Há comunicação de dívidas entre as duas
empresas?
Em tese, quase
nenhuma. O mecanismo da UPI foi desenhado justamente para isso: o parágrafo
único do artigo 60 da Lei nº 11.101/2005 estabelece que o objeto da alienação
fica livre de qualquer ônus e que o comprador não sucede o devedor em nenhuma
obrigação, o que abrange dívidas civis, tributárias, trabalhistas e
regulatórias. Essa blindagem foi reforçada pela Lei nº 14.112, de 2020, e é
hoje o principal atrativo desse tipo de operação para investidores dispostos a
assumir ativos de empresas em crise.
A doutrina
especializada e a jurisprudência, porém, reconhecem três brechas pelas quais um
passivo da Avibras antiga poderia, em tese, voltar a incomodar a Avibras
Aeroco. A primeira é a chamada sucessão de fato, ou teoria da aparência:
se a separação entre as duas empresas não for mantida de forma rigorosa na
prática, com contabilidade, quadro de pessoal, fluxo de caixa e comunicação
institucional próprios, a Justiça, sobretudo a trabalhista, pode desconsiderar
a blindagem legal e reconhecer que se trata, na prática, do mesmo grupo
econômico. É apontado por especialistas em recuperação judicial como o ponto de
maior sensibilidade desse tipo de operação.
A segunda exceção
é o passivo ambiental, que tem natureza propter rem, ou seja, adere ao
imóvel, e não ao antigo proprietário. Como a Avibras Aeroco opera na mesma
planta industrial de Jacareí, historicamente dedicada à fabricação de
explosivos e propelentes, essa é, em tese, uma das poucas categorias de passivo
que não é automaticamente blindada pela alienação da UPI. Não há, até o
momento, qualquer notícia pública que aponte um problema concreto de
contaminação ou passivo ambiental na planta, mas trata-se de um risco que a
legislação não afasta por completo.
A terceira diz
respeito ao rito da venda: o Superior Tribunal de Justiça exige, como regra
geral, leilão público para a alienação de UPI, e só admite venda direta em
caráter excepcional, com justificativa explícita, votação destacada em
assembleia de credores e homologação judicial clara sobre os efeitos da não
sucessão. Esta editoria não teve acesso ao trecho do plano de recuperação ou à
ata que descreva em detalhe como se deu esse rito no caso da Avibras; a
robustez da blindagem jurídica depende diretamente do cumprimento desse
procedimento, o que poderia ser confirmado junto ao processo nº
1002302-16.2022.8.26.0292, em curso na 2ª Vara Cível da Comarca de Jacareí.
Vale registrar
ainda que, pelo menos até abril de 2026, a situação fiscal da Avibras antiga
não estava plenamente equacionada: a participação de Joesley Batista no
financiamento da retomada envolvia negociação em andamento com a
Procuradoria-Geral da Fazenda Nacional sobre uma dívida de cerca de R$ 200
milhões, valor que a própria União já havia usado, em 2025, para ameaçar pedir
a convolação da recuperação judicial em falência. Uma eventual falência da
Avibras Indústria Aeroespacial S.A. não atinge, pela lei, o CNPJ da Avibras
Aeroco, mas tende a manter o nome Avibras associado a turbulência judicial por
mais tempo, com repercussão política e de imagem para o setor de defesa como um
todo.
O que fica em aberto
Além da
comunicabilidade jurídica entre as duas empresas, duas questões seguem sem
confirmação pública e merecem acompanhamento: a real pauta por trás da
assembleia de 13 de julho, já que o edital usa linguagem genérica, e a cadeia
exata de transferência de controle entre a Vita Gestão e Investimentos e a
Martinelli Gestora, que aparece agora como acionista majoritária da S.A.

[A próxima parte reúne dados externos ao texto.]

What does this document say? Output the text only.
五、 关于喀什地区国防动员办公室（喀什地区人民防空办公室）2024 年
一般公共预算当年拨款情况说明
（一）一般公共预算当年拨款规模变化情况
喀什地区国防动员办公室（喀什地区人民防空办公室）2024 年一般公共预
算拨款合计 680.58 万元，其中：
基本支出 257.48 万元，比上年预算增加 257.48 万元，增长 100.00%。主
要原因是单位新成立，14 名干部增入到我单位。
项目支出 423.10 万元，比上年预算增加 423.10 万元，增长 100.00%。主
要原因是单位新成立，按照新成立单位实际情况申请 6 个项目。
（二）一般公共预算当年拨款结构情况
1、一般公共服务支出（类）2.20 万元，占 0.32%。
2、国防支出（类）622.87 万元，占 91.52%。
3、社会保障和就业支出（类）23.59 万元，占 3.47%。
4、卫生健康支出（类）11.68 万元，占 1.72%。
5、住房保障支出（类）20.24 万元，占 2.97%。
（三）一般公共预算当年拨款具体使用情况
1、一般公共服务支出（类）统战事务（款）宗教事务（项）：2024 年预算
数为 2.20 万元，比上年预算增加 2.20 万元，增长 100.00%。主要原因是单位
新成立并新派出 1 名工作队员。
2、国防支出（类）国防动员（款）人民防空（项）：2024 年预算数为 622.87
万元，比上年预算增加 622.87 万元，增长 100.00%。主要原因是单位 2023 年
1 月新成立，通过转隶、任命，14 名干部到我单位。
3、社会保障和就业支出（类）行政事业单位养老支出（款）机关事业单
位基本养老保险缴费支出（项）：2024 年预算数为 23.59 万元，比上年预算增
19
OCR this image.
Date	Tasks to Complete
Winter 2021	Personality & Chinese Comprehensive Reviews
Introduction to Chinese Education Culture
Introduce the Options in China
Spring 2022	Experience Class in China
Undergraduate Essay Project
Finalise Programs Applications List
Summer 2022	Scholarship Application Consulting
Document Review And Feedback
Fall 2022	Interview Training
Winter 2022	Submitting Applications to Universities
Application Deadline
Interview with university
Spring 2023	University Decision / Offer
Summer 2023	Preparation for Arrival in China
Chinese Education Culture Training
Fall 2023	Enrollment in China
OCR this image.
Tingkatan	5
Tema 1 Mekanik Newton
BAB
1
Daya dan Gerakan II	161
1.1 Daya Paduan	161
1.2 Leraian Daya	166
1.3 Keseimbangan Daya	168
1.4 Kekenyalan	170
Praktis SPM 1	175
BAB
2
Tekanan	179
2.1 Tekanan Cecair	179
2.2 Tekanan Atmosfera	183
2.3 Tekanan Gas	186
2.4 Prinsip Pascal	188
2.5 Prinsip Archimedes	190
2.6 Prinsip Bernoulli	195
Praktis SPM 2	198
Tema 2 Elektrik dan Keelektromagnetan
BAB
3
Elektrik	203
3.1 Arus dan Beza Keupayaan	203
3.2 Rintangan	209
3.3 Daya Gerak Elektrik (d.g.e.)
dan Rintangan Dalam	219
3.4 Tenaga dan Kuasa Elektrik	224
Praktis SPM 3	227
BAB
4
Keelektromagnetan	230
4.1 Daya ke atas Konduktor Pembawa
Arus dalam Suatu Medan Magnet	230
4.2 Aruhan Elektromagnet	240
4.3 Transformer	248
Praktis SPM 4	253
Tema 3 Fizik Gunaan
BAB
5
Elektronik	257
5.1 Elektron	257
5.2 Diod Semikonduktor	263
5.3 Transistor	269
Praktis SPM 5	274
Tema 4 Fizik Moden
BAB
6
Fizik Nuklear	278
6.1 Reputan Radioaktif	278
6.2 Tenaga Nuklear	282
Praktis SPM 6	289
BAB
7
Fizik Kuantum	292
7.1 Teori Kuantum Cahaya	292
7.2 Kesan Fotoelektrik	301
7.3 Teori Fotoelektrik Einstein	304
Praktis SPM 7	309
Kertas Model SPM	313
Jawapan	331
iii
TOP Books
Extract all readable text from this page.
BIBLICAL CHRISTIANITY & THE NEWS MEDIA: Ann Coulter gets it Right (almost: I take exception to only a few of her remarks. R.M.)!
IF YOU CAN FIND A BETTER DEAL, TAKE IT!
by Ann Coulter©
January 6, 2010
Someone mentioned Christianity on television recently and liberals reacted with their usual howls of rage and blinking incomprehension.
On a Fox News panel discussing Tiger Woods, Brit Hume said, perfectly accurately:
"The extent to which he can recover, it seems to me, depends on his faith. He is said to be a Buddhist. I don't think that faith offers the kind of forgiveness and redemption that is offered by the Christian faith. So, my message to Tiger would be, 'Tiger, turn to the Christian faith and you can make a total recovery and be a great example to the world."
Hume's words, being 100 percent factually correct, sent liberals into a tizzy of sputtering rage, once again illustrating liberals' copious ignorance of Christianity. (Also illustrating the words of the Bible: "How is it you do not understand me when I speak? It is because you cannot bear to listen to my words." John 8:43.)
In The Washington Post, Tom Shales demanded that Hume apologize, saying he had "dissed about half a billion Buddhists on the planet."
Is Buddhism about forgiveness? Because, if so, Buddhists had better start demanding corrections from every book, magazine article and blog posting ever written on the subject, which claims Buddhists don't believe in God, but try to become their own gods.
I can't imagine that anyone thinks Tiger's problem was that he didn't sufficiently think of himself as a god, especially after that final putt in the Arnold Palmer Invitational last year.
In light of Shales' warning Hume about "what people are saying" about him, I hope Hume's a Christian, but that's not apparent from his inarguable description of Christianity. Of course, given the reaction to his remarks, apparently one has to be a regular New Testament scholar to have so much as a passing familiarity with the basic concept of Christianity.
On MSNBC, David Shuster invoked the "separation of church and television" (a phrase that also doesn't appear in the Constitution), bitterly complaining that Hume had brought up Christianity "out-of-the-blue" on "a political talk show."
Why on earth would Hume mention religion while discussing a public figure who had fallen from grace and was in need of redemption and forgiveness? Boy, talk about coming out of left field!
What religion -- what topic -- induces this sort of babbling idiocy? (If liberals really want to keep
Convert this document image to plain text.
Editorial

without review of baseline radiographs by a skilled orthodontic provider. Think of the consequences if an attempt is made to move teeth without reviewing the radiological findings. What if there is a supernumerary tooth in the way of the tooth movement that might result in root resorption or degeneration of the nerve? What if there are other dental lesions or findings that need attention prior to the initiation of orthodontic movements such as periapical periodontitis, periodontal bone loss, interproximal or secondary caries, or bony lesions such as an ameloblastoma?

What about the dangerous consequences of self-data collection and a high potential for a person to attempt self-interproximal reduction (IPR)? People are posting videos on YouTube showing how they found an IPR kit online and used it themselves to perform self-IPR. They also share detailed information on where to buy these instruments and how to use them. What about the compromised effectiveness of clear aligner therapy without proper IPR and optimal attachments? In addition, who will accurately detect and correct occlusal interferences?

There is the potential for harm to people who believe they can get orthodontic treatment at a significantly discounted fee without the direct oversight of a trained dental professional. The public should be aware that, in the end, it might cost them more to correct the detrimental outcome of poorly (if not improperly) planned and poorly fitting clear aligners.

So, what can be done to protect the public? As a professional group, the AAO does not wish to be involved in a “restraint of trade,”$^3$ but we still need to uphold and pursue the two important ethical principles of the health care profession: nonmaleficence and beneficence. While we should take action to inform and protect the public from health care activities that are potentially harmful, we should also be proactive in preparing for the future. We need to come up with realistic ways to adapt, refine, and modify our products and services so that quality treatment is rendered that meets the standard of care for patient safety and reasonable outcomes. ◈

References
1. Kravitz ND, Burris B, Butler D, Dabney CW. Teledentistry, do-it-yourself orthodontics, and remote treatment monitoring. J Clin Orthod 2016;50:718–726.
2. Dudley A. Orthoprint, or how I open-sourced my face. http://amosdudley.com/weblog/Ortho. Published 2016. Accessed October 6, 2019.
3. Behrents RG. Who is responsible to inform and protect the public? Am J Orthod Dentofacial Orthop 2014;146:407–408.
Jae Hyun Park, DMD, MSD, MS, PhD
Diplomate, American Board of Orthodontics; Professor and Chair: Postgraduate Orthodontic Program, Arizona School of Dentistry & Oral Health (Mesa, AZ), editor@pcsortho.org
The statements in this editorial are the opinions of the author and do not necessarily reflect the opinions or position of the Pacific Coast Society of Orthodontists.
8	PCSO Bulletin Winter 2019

remanescente. Para a indústria de defesa e para o público em geral, a distinção
prática importa: contratos, garantias e responsabilidades futuras dizem
respeito à Avibras Aeroco, a empresa hoje em operação em Jacareí; a Avibras
Indústria Aeroespacial S.A. é, juridicamente, o capítulo anterior dessa
história, ainda em curso nos tribunais.